The code for training my model is :
options = statset('MaxIter',500,'Display','final');
models(BrandId).gmm = gmdistribution.fit(data',3,'CovType',...
'diagonal','Options',options);

Best Answer

  • Once you have clustered your data via the k-means algorithm, you can definitely use the cluster centers as initial conditions for your Gaussian mixture clustering. The trick is that the initial condition inputs to the gmdistribution.fit functions must be in the proper form (a structure). More information on the function can be found in the documentation, here:
    The other trick here is that the Gaussian mixture clustering routine requires three initial conditions.
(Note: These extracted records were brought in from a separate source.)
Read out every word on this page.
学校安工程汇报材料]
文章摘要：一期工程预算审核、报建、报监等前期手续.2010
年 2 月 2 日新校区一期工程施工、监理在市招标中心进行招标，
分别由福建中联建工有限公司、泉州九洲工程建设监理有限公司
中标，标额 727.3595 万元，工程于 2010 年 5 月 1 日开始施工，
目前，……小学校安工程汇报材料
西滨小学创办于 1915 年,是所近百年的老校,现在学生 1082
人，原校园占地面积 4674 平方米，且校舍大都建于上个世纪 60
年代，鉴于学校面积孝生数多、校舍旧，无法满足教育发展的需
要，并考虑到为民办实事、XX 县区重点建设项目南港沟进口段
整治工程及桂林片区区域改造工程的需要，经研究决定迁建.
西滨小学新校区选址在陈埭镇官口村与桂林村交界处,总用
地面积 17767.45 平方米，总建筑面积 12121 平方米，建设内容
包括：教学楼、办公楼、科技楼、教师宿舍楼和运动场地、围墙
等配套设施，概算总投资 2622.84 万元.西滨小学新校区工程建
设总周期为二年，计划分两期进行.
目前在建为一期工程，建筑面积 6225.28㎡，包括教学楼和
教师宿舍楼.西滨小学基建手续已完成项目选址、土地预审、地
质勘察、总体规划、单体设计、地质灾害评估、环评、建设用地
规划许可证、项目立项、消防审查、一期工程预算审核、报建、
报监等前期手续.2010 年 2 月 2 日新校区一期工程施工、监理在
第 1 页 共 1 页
The initial cluster means (which you are providing from k-means), the initial cluster covariances (you can randomly initialize this), and the initial cluster weights (same as the initial covariances).
    To help get you started, here is some example code:
    % Arbitrary 1-d data vector
    dataLength = 5000;
    muData = [5 30];
    stdData = [4 10];
    dataVec = [muData(1) + stdData(1)*randn(dataLength/2,1); ...
    muData(2) + stdData(2)*randn(dataLength/2,1)];
    % K-means to initially cluster data
    % The second output of the k-means function are the cluster center values
    numberOfClusters = 2;
    [~,kMeansClusters] = kmeans(dataVec,numberOfClusters);
    % Fit GMM using the k-means centers as the initial conditions
    % We only have mean initial conditions from the k-means algorithm, so we
    % can specify some arbitrary initial variance and mixture weights.
    gmInitialVariance = 0.1;
    initialSigma = cat(3,gmInitialVariance,gmInitialVariance);
    % Initial weights are set at 50%
    initialWeights = [0.5 0.5];
    % Initial condition structure for the gmdistribution.fit function
    S.mu = kMeansClusters;
    S.Sigma = initialSigma;
    S.PComponents = initialWeights;
    gmmOfData = gmdistribution.fit(dataVec,numberOfClusters,'Start',S);
    Hope this helps and good luck!